The MX 560's are also very comfortable in the ear. I usually don't get on with earbuds - I find that they pull uncomfortably on my ears and make them ache after a while - but these felt fine the entire time I was listening to them. They don't have the slightly soft rubber trim around the edge that iPod headphones do, but that doesn't seem to matter. You'll be able to wear these for hours on end if you want, without having to pull them out, grimacing in pain after half an hour or so. I also like the way the tails are long and slightly curved, which helps to keep them firmly and snugly in place.
More importantly than all this, however, is that, unlike the headphones they'll be replacing (or all those sheep-like iPod owners), the MX 560's are far from woolly. They have a full, rich sound that belies the low price tag. Sennheiser makes great play over the MX 560s' 'Basswind' system, claiming thumping yet clean bass. And they're certainly a lot better than a pair of iPod headphones in this respect - for the purposes of this review, I performed back-to-back analysis with a third generation iPod nano and its bundled white earbuds and there's simply no comparison.
A blast of Hiromi from her outlandish album Hiromi's Sonicbloom bore this out. Its electric bass guitar bottom end is a good way to gauge not only bass quality, but also bass weight. It's more defined, and more juicy-sounding with the MX 560's than with the iPod headphones. Although the MX 560's don't produce what I'd call thumping bass - if you want that, buy a pair of Koss SportaPros or PortaPros - for the money they still sound very impressive.

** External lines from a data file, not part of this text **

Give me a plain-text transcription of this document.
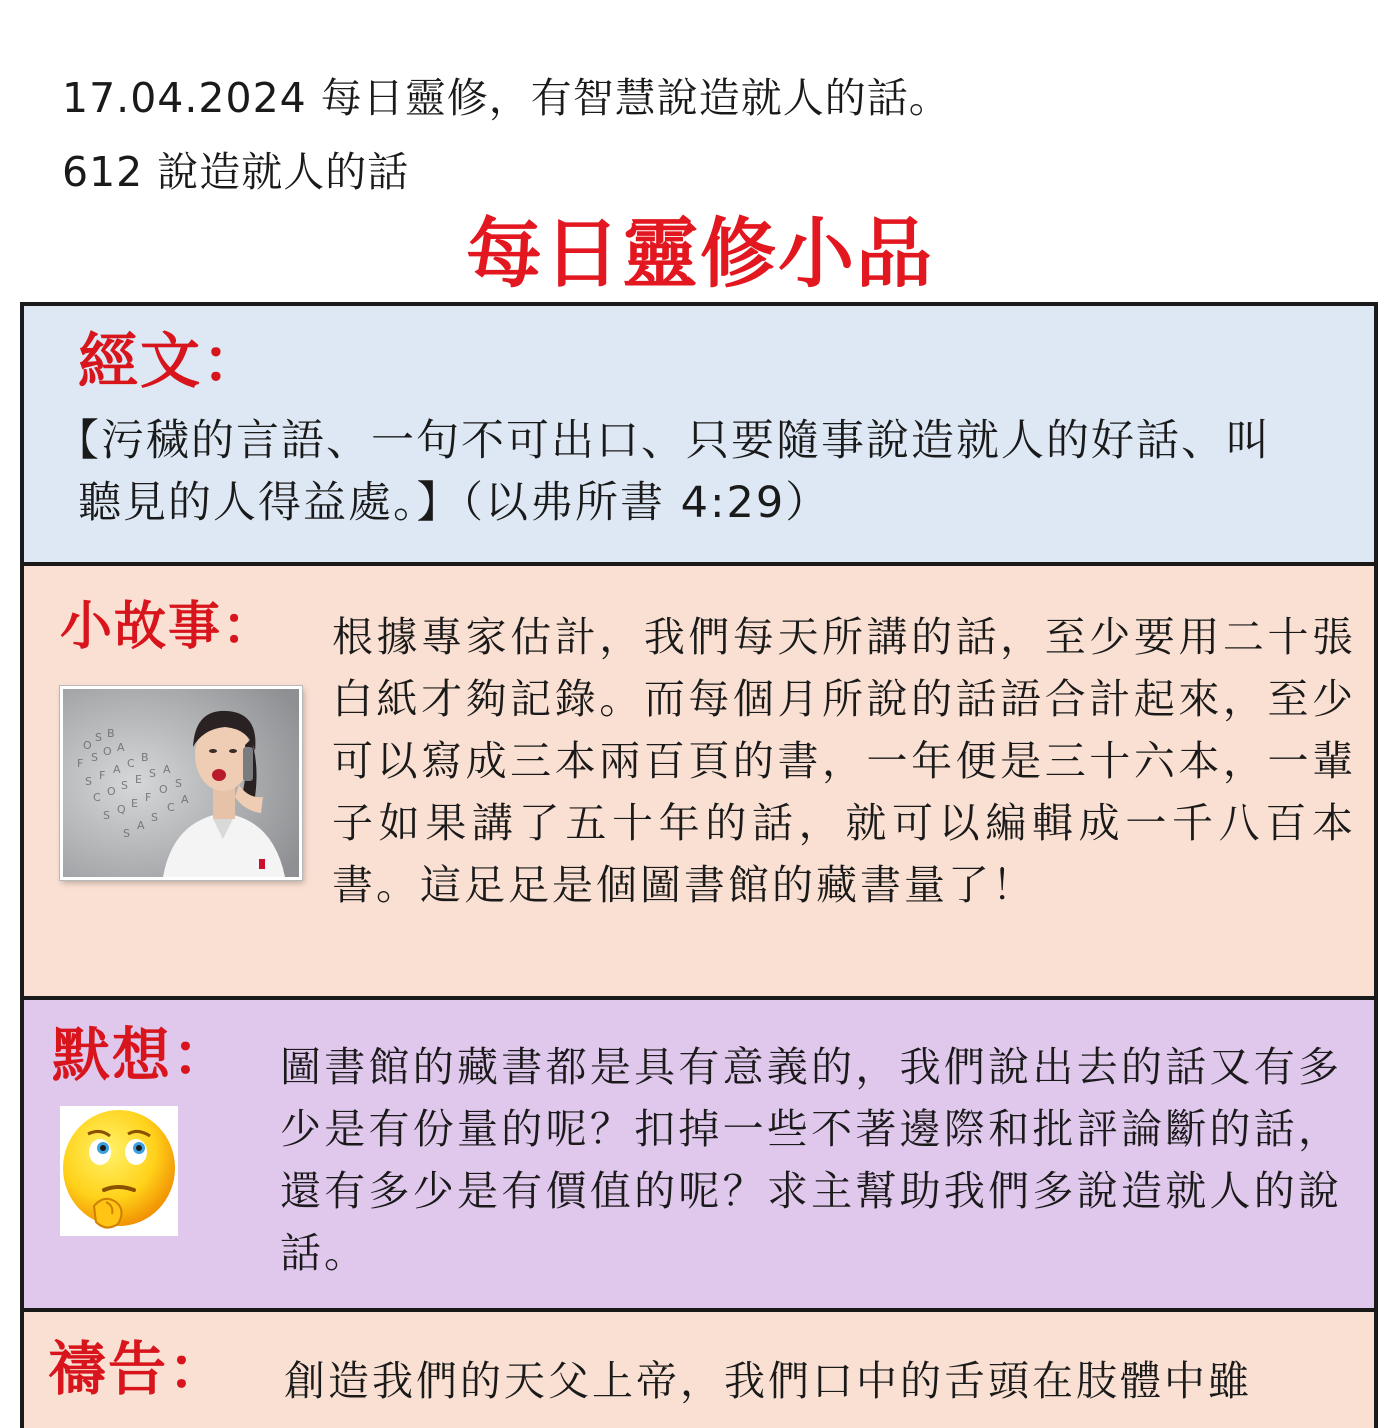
17.04.2024 每日靈修，有智慧說造就人的話。
612 說造就人的話
每日靈修小品
經文：

【污穢的言語、一句不可出口、只要隨事說造就人的好話、叫
聽見的人得益處。】（以弗所書 4:29）

小故事：
O
S B
F S O A
S F A C B
C O S E S A
S Q E F
O S
S
A
S
C
A

根據專家估計，我們每天所講的話，至少要用二十張白紙才夠記錄。而每個月所說的話語合計起來，至少可以寫成三本兩百頁的書，一年便是三十六本，一輩子如果講了五十年的話，就可以編輯成一千八百本書。這足足是個圖書館的藏書量了！

默想： 圖書館的藏書都是具有意義的，我們說出去的話又有多少是有份量的呢？扣掉一些不著邊際和批評論斷的話，還有多少是有價值的呢？求主幫助我們多說造就人的說話。

禱告： 創造我們的天父上帝，我們口中的舌頭在肢體中雖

Moving on to something gentler, like a touch of jazz courtesy of the wonderful Diana Krall, and the MX 560's start to reveal their true colours. The full sound you get out of these when compared to the iPod headphones has more presence, more immediacy and more depth of sound. They're altogether richer, and you can pick a surprising amount of detail out of a track if your surroundings aren't too noisy. The iPod headphones, however, sound as if you're listening with an Aran sweater wrapped around your head.
Where the MX 560's don't fare so well is big sounding metal or guitar rock. They have an extremely clean sound, but can sound a little dry when fed with more complex material. Metallica's classic Nothing Else Matters, for example, lacks a little drive, warmth and richness when compared to the similar priced over-the-ear SportaPros. But they're still miles better than the Apple phones.
The MX 560's are not the perfect headphones then, but if you're looking for a pair to replace your knackered white earbuds, they're a pretty good deal. You get a decent range of accessories with them, sound quality is excellent for most types and they're very comfy to wear. My favourite budget headphones are still the venerable Koss SportaPros for pure sound quality, but if you buy a pair of these you won't be disappointed.